Avec un texte, on peut faire appel à des notions essentielles de l'architecture, mais qui sont très difficiles à exprimer, à contenir par le dessin des notions de durée (comment sera le bâtiment demain, et plus tard, et dans très longtemps?), d'odeurs, de toucher, de bruit, tout ce que l'oeil qui déchiffre le plan ne perçoit pas. Mais aussi de mouvement, de parcours, comment décrire le plaisir ou la répulsion de longer une façade, de passer sous un porche, de découvrir un paysage à travers l'escalier qu'on gravit...
Prendre du recul
L'architecture manque de légèreté, c'est une évidence, même pour le profane. Le praticien en connaît les charges (sans qu'il les estime avec précision, sinon il abandonnerait la pratique). Leurs seules énumérations - lourdeur administrative, pesanteur des normes, responsabilités morale, esthétique constructive, aléatoire de la commande, angoisse de la page blanche etc...- contraint la majorité des architectes à une posture rigide, prudente et sérieuse, retenue et normative.

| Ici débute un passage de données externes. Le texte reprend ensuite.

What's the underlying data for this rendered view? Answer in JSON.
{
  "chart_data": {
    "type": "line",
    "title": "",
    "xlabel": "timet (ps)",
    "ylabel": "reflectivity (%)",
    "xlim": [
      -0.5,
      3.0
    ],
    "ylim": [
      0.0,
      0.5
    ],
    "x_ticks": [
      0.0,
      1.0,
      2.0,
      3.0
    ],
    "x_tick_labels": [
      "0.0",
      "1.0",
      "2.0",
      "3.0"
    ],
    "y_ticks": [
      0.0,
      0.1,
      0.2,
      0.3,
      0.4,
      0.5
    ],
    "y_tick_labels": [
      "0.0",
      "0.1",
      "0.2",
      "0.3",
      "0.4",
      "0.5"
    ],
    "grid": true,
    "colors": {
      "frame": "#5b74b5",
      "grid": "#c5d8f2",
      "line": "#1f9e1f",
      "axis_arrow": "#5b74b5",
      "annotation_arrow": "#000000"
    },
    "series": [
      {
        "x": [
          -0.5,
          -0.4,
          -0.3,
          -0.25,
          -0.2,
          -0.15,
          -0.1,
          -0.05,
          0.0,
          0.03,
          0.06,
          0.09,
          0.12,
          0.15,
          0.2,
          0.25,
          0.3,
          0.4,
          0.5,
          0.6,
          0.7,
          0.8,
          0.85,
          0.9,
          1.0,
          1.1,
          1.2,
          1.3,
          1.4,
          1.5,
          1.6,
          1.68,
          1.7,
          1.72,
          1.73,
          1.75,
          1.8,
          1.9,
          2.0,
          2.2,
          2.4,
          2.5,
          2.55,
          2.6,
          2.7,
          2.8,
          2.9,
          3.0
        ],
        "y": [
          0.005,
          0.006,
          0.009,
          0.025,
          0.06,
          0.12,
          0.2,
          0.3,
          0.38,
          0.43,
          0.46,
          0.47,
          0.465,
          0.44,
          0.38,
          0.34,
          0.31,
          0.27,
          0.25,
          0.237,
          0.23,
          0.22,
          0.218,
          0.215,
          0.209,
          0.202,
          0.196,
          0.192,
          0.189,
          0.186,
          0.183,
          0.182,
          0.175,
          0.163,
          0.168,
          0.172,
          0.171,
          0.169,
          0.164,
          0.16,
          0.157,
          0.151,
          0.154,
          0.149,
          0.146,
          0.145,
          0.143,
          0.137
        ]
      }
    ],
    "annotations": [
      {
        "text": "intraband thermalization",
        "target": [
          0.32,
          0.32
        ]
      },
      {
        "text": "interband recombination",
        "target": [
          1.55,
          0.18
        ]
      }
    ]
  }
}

L'architecture est un monde où l'humour existe peu ou du moins fonctionne mal et le cynisme me semble toujours déplacé, qu'il soit lié à la conscience chez l'architecte de la faiblesse de sa production ou à la désillusion de ne pouvoir, par ses projets, changer le monde.
D'autre part, les architectes ont tendance à croire que les habitants vont comprendre toutes les intentions qui les ont animées, qu'ils vont vivre les lieux comme ils l'ont imaginé.
Les personnages de mes histoires n'ont pas de relation particulière avec les bâtiments, ils les utilisent, c'est tout,.ils ne sont pas obligé d'en comprendre les objectifs, ils peuvent les trouver saugrenus, compliqués, incompréhensibles, ils peuvent être heurtés par leur aspect contemporain, hérissés par leur complexité, agacés par l'usage de la couleur,…
Ecrire de l'architecture c'est l'occasion de s'alléger, de désacraliser le geste, de porter un regard distancié voire ironique sur une discipline que ces pratiquants ont tendance ( mais ont-ils un autre choix? ) à prendre au sérieux
Se jouer du temps
L'architecture est un art, ou une technique (n'ouvrons pas ici le débat) à retardement. Le sculpteur, le maçon, le peintre, ont la possibilité, la chance de porter un regard immédiat sur l'objet de leurs efforts, et donc la faculté de le corriger. L'architecte, s'il a la chance de voir son projet se réaliser, doit attendre plusieurs mois voire plusieurs années pour visualiser ce qu'il a imaginé, et encore, quelques lustres pour vérifier l'usage réel des espaces.
Ecrire, c'est se donner le luxe inouï de défier le temps. En quelques lignes, on gomme les étapes, l'esquisse est sur le papier, le permis accordé; par magie, le cahier des charges écrit, le métré calculé, l'entrepreneur trouvé ( il est même consciencieux) le béton est coulé, le plâtre lissé, la peinture sèche. Surgit un habitant, qui prend possession des lieux et, content ou mécontent, s'en accommode. Un passant longe l'immeuble, c'est de leur histoire qu'il s'agit.